Based on some press and pundit discussions, it has become obvious that there is some confusion as to what the SEC currently does. Let's be clear — the SEC is the only federal financial regulator charged with protecting investors, maintaining fair and orderly markets, and promoting capital formation. The SEC is and should be considered the first line of defense for the financial regulatory system with respect to the capital markets and investors.

If systemic risk regulation is truly focusing on the overarching risk to the financial system, the systemic risk regulator should be viewed as a supplement to — rather than a replacement for — the primary financial regulators, such as the SEC. The SEC is well-structured as a primary regulator, able to use its technical expertise and familiarity with the operations and practices in the markets to enforce the laws, as well as design sound regulation.
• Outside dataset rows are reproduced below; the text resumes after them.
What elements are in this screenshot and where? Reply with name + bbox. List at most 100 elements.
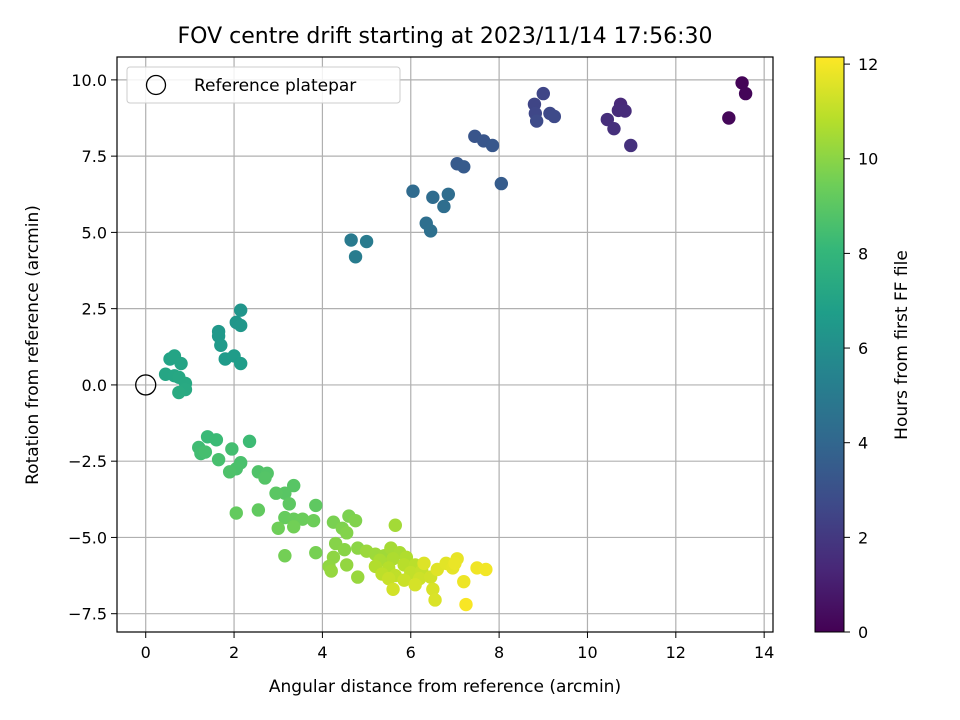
x-axis-ticks: 0 2 4 6 8 10 12 14: [141, 632, 774, 662]
scatter-point: [222, 465, 237, 479]
scatter-point: [738, 86, 753, 101]
x-tick-label: 2: [229, 643, 239, 662]
y-tick-label: 7.5: [82, 147, 107, 166]
scatter-point: [397, 573, 411, 587]
scatter-point: [618, 104, 632, 118]
y-tick-label: 5.0: [82, 223, 107, 242]
scatter-point: [309, 498, 323, 513]
scatter-point: [485, 138, 500, 153]
scatter-point: [225, 442, 239, 456]
colorbar-tick-label: 4: [858, 434, 868, 453]
x-tick-label: 12: [666, 643, 686, 662]
scatter-point: [324, 564, 338, 578]
colorbar-tick-label: 6: [858, 339, 868, 358]
scatter-point: [406, 184, 420, 198]
colorbar-tick-label: 12: [858, 55, 878, 74]
scatter-point: [735, 76, 749, 90]
y-tick-label: 10.0: [71, 71, 107, 90]
scatter-point: [459, 597, 473, 612]
scatter-point: [348, 250, 363, 264]
scatter-point: [209, 433, 224, 447]
colorbar-tick-label: 10: [858, 150, 878, 169]
scatter-point: [381, 571, 396, 586]
grid: [117, 57, 773, 632]
scatter-point: [174, 356, 188, 371]
scatter-point: [172, 385, 186, 400]
scatter-point: [494, 176, 509, 191]
scatter-point: [282, 497, 296, 511]
scatter-point: [457, 574, 471, 589]
y-tick-label: −7.5: [68, 605, 107, 624]
colorbar: [814, 56, 845, 633]
scatter-point: [722, 111, 736, 125]
chart-title: FOV centre drift starting at 2023/11/14 …: [178, 24, 713, 49]
scatter-point: [309, 545, 323, 560]
scatter-point: [624, 138, 638, 153]
scatter-point: [479, 562, 493, 577]
x-tick-label: 6: [406, 643, 416, 662]
legend-box: [126, 66, 401, 104]
scatter-point: [448, 556, 462, 571]
scatter-point: [428, 593, 442, 607]
scatter-point: [306, 513, 321, 528]
scatter-point: [388, 518, 402, 532]
legend-label: Reference platepar: [194, 76, 356, 96]
scatter-point: [536, 86, 550, 101]
scatter-point: [386, 582, 400, 596]
scatter-point: [437, 199, 451, 214]
scatter-point: [278, 549, 292, 563]
scatter-point: [426, 582, 440, 596]
reference-platepar-marker: [135, 374, 157, 396]
scatter-point: [295, 512, 310, 526]
scatter-point: [258, 471, 272, 485]
scatter-point: [287, 478, 301, 493]
scatter-point: [214, 338, 228, 352]
scatter-point: [337, 542, 352, 557]
scatter-point: [340, 526, 354, 540]
scatter-point: [198, 445, 213, 459]
scatter-point: [211, 452, 226, 467]
x-tick-label: 14: [754, 643, 774, 662]
plot-frame: [116, 56, 774, 633]
scatter-point: [233, 303, 248, 317]
y-tick-label: 0.0: [82, 376, 107, 395]
scatter-point: [417, 556, 431, 571]
scatter-point: [344, 233, 358, 247]
scatter-point: [547, 109, 562, 124]
scatter-point: [529, 114, 544, 128]
y-axis-ticks: −7.5 −5.0 −2.5 0.0 2.5 5.0 7.5 10.0: [68, 71, 117, 624]
legend-marker-circle-icon: [145, 74, 167, 96]
scatter-point: [251, 503, 266, 517]
colorbar-tick-label: 2: [858, 528, 868, 547]
scatter-point: [441, 187, 456, 201]
scatter-point: [233, 318, 248, 333]
scatter-point: [457, 160, 471, 174]
scatter-point: [359, 234, 374, 249]
y-tick-label: −2.5: [68, 452, 107, 471]
scatter-point: [348, 513, 363, 528]
scatter-point: [607, 121, 621, 136]
colorbar-ticks: 0 2 4 6 8 10 12: [844, 55, 878, 642]
scatter-point: [269, 486, 283, 500]
y-tick-label: 2.5: [82, 300, 107, 319]
x-tick-label: 10: [577, 643, 597, 662]
colorbar-label: Hours from first FF file: [892, 250, 912, 440]
scatter-point: [340, 558, 354, 572]
x-tick-label: 0: [141, 643, 151, 662]
scatter-point: [242, 434, 257, 449]
scatter-point: [423, 224, 438, 238]
scatter-point: [233, 356, 248, 371]
scatter-point: [408, 578, 422, 592]
x-axis-label: Angular distance from reference (arcmin): [269, 677, 621, 697]
scatter-point: [271, 521, 285, 535]
data-points: [158, 76, 753, 612]
scatter-point: [426, 190, 440, 205]
reference-marker-group: [135, 374, 157, 396]
y-tick-label: −5.0: [68, 528, 107, 547]
x-tick-label: 8: [494, 643, 504, 662]
scatter-point: [287, 520, 301, 534]
scatter-point: [229, 506, 243, 520]
scatter-point: [351, 570, 365, 584]
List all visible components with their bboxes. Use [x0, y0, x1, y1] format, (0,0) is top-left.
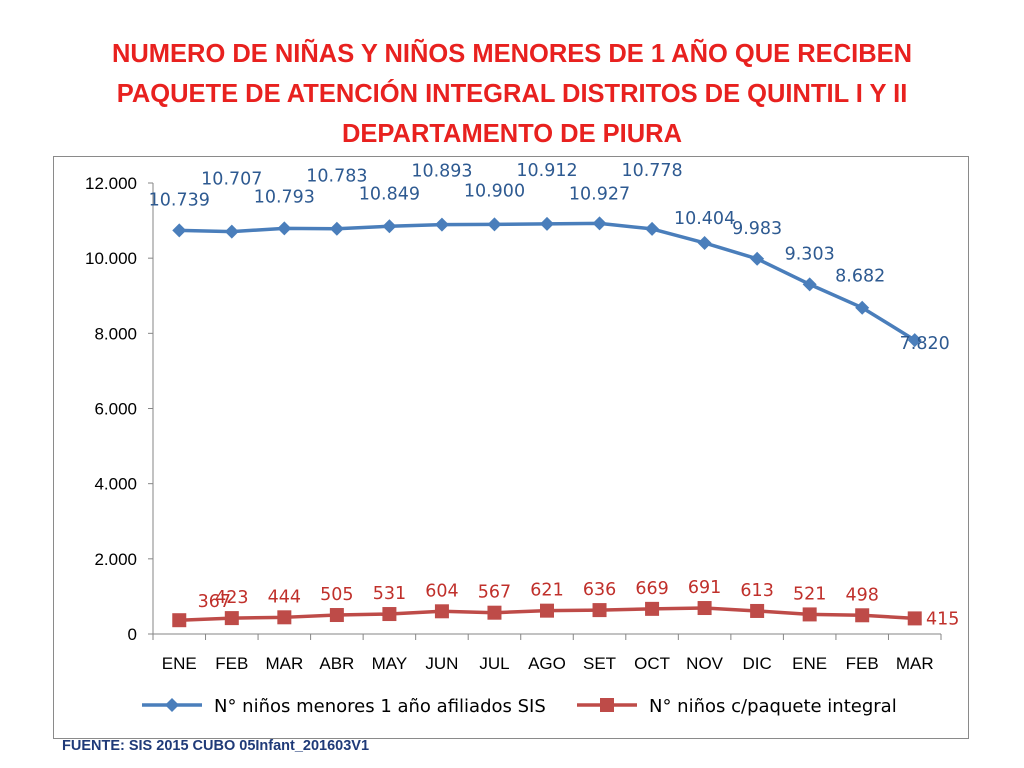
y-tick-label: 6.000 — [94, 400, 137, 419]
y-tick-label: 2.000 — [94, 550, 137, 569]
data-label-afiliados-sis: 10.404 — [674, 209, 735, 229]
data-point-paquete-integral — [329, 608, 344, 623]
data-label-afiliados-sis: 10.900 — [464, 181, 525, 201]
data-point-paquete-integral — [172, 613, 187, 628]
data-point-afiliados-sis — [224, 224, 239, 239]
data-label-afiliados-sis: 9.983 — [732, 219, 782, 239]
data-point-afiliados-sis — [802, 277, 817, 292]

The SEC's structure as a consolidated capital markets regulator also appropriately reflects the understanding that the regulation of the capital markets — from securities offerings, to investment management firms, to exchanges — all should be oriented to serve investors. Additionally, the SEC's enforcement authority gives its regulatory program real teeth.

Currently, there are many models of regulatory reform being proposed with regard to a potential systemic risk regulator. The options range from a monolithic systemic risk regulator to a council of regulators. While there are advantages and disadvantages to the various models, one model that seems to offer a comprehensive and realistic option is to establish a "council of regulators."

I've recently spoken out about the potential benefits of a council of regulators and about some of the key issues that would need to be considered. There is not time this morning to discuss them, but my remarks on these issues are available on the SEC's website.


I am grateful that NASAA has not been sitting on the sidelines. But I call on you, in accordance with our common objective to serve the public interest and investors, to engage with even more vigor. The broader regulatory reform debate will impact you and investors. Decisions made as to the structure of the systemic risk regulator will have a profound impact on your relationship with federal regulators. Your contributions to this dialogue are essential.

Investors' confidence has been deeply shaken by the misconduct and lack of transparency in some aspects of financial services. Congress, the administration, and other interested parties have to remember that financial services exist to serve investors and our markets, and a focus on investors is absolutely essential to any credible regulatory restructuring.

I am glad to be here with you today. I also am humbled that you asked Chairman Schapiro that I serve as the Commissioner designated as the SEC's liaison to NASAA. I am honored to do so and look forward to continuing to work together. Investors need you and the SEC in this time of reform, and I urge you to make the most of today's conference and the days ahead.

Thank you all again for your continued service in the public interest.